There are just a couple of things holding me back a little bit. Firstly, all the images you see here are jpgs from the camera. I’ve done a little finishing (except on those that say otherwise) and then exported a new jpg from Lightroom. Normally, I prefer to start with the RAW files, but Lightroom doesn’t recognize the RAWs from this camera, yet. I found out the hard way, too, and was almost forced to use the in camera processing to generate jpgs for my client. Actually, the built in RAW processing is quite good, and I liked using it with the touch screen. Fortunately, Giulio Scoirio pointed me towards Silky Pix, which was able to read the RAWs and exported jpgs for me. It was super slow, though, so I can’t recommend it unless you’re in a bind (it may be included with the camera, but since I rented it, I didn’t get that disc). Nevertheless, the jpgs are really good. I’m pleased to tell you also that the monochrome settings include color filters so you can shoot very fine black and white images, or even process them in the camera after capture.

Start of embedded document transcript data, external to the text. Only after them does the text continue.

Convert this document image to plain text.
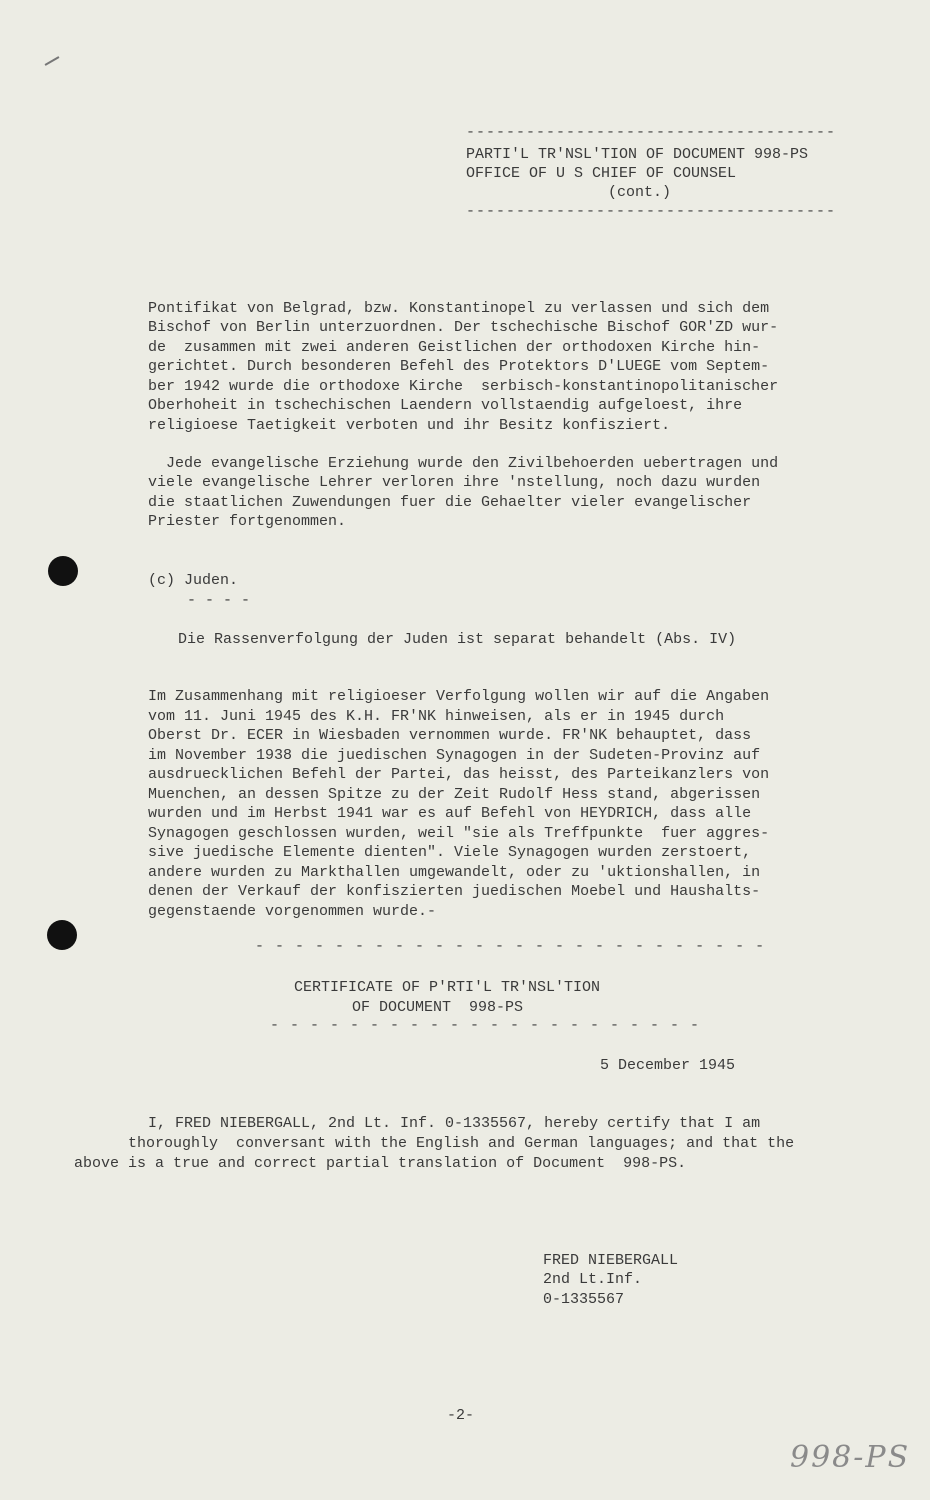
-------------------------------------
PARTI'L TR'NSL'TION OF DOCUMENT 998-PS
OFFICE OF U S CHIEF OF COUNSEL
(cont.)
-------------------------------------
Pontifikat von Belgrad, bzw. Konstantinopel zu verlassen und sich dem
Bischof von Berlin unterzuordnen. Der tschechische Bischof GOR'ZD wur-
de  zusammen mit zwei anderen Geistlichen der orthodoxen Kirche hin-
gerichtet. Durch besonderen Befehl des Protektors D'LUEGE vom Septem-
ber 1942 wurde die orthodoxe Kirche  serbisch-konstantinopolitanischer
Oberhoheit in tschechischen Laendern vollstaendig aufgeloest, ihre
religioese Taetigkeit verboten und ihr Besitz konfisziert.
Jede evangelische Erziehung wurde den Zivilbehoerden uebertragen und
viele evangelische Lehrer verloren ihre 'nstellung, noch dazu wurden
die staatlichen Zuwendungen fuer die Gehaelter vieler evangelischer
Priester fortgenommen.
(c) Juden.
- - - -
Die Rassenverfolgung der Juden ist separat behandelt (Abs. IV)
Im Zusammenhang mit religioeser Verfolgung wollen wir auf die Angaben
vom 11. Juni 1945 des K.H. FR'NK hinweisen, als er in 1945 durch
Oberst Dr. ECER in Wiesbaden vernommen wurde. FR'NK behauptet, dass
im November 1938 die juedischen Synagogen in der Sudeten-Provinz auf
ausdruecklichen Befehl der Partei, das heisst, des Parteikanzlers von
Muenchen, an dessen Spitze zu der Zeit Rudolf Hess stand, abgerissen
wurden und im Herbst 1941 war es auf Befehl von HEYDRICH, dass alle
Synagogen geschlossen wurden, weil "sie als Treffpunkte  fuer aggres-
sive juedische Elemente dienten". Viele Synagogen wurden zerstoert,
andere wurden zu Markthallen umgewandelt, oder zu 'uktionshallen, in
denen der Verkauf der konfiszierten juedischen Moebel und Haushalts-
gegenstaende vorgenommen wurde.-
- - - - - - - - - - - - - - - - - - - - - - - - - -
CERTIFICATE OF P'RTI'L TR'NSL'TION
OF DOCUMENT  998-PS
- - - - - - - - - - - - - - - - - - - - - -
5 December 1945
I, FRED NIEBERGALL, 2nd Lt. Inf. 0-1335567, hereby certify that I am
thoroughly  conversant with the English and German languages; and that the
above is a true and correct partial translation of Document  998-PS.
FRED NIEBERGALL
2nd Lt.Inf.
0-1335567
-2-
998-PS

The other downside is also tentative. Look closely at the light painting image above and you’ll see that it’s pretty noisy. I haven’t corrected that in any way in this image for demonstration purposes. Usually I work from the RAW image (see above) and I also did not use any in camera long exposure noise reduction (which usually takes as long as the original exposure to process). I shot at higher ISO’s in low light and they look really good. I think this noise may be a result of the super long exposure. I’ll need to do more trials to know for sure, and also see the RAW images.

Panasonic GH4, Olympus 75mm f/1.8 lens, f/2.5, 1/320s, ISO 1000, black and white conversion in camera with orange filter.
Panasonic GH4, Olympus 75mm f/1.8 lens, f/2.5, 1/320s, ISO 1000, black and white conversion in camera with orange filter.

Conclusion

The images are great. The interface is intuitive and quick and out of the way. The features are valuable, not bloating. The weight is half. The price is half. The cost of keeping heavy DSLRs will tell over time on your body and your hard drive. I think it’s really a winner. Head over to LensRentals and try it out for yourself. I think you’ll find yourself wondering why you’ve got two heavy and expensive DSLR’s in the other room.